Objawy przed tarliskowe
samiec jak i samica nabierają intensywnych kolorów i samiec podąża płetwa w płetwę za samicą
Brzuch samiczki robi sie bardziej czerwony a i ona sama rozgląda sie za samcem
Samiec pływa naburmuszony płetwa na czubie stoi jak żagiel bardzo intensywne paski czarne jego niebieskie centki aż świecą są wyraziste Smiley
Mam nadzieje że to posłuży jako wskazówka
Zapisane
Anfield
T29
Stały użytkownik
***
Płeć: Mężczyzna
Wiadomości: 103


« Odpowiedz #16 : Luty 05, 2008, 04:25:14 »

Witajcie

Skorzystam z tego wątku, choć częściowo moje pytanie jest off topic.

Do akwa 60 l wpuściłem samiczkę ramirezy, samiec był w nim już wcześniej (wiem, że tak nie powinno być bo może odebrać samiczkę jako intruza, ale stało się tak, nie inaczej..)

Na początku samiec był zainteresowany samiczką, pływał wokół niej itp. ale po niedługim czasie od wpuszczenia zaczął gonić samiczkę. Przegania ją nieustannie, szczególnie podczas karmienia.. nie pozwala jej dojść do pożywienia.. samiczka je tylko wtedy, gdy samiec jest czymś zajęty (np. też akurat je itp.)

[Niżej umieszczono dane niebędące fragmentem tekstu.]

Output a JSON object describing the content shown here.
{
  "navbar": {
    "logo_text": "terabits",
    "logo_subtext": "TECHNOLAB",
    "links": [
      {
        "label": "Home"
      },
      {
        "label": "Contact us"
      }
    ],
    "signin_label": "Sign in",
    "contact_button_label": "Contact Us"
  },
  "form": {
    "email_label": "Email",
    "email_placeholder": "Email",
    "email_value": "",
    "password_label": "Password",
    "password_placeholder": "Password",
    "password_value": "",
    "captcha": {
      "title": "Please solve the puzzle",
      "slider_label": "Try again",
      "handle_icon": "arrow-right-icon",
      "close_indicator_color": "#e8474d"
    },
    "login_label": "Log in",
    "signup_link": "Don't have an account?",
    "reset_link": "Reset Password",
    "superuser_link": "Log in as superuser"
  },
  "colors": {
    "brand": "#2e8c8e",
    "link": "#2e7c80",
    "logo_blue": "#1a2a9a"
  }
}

Chciałem już jechać do sklepu i spróbować kupić inną samiczkę.. żeby zobaczyć czy z inną się dobierze, ale zauważyłem (po 2 dniach od wpuszczenia samiczki) dołek wykopany w żwirku.

Ikry póki co nie ma, jest dołek wykopany w podłożu i smaiec goniący samiczkę..

Samiec jest mocno wybarwiony i stroszy się..

Ponadto co zauważyłem - gdy gaszę światło ramirezy przebywają razem i samiec nie jest agresywny wobec samiczki..
Gdy zapalam rano, po nocy parka jest blisko siebie, ale przy zapalonym świetle samiec znów zaczyna samiczkę przeganiać! Nie rozumiem tego.. może ktoś doświadczony powie mi o co w tym chodzi.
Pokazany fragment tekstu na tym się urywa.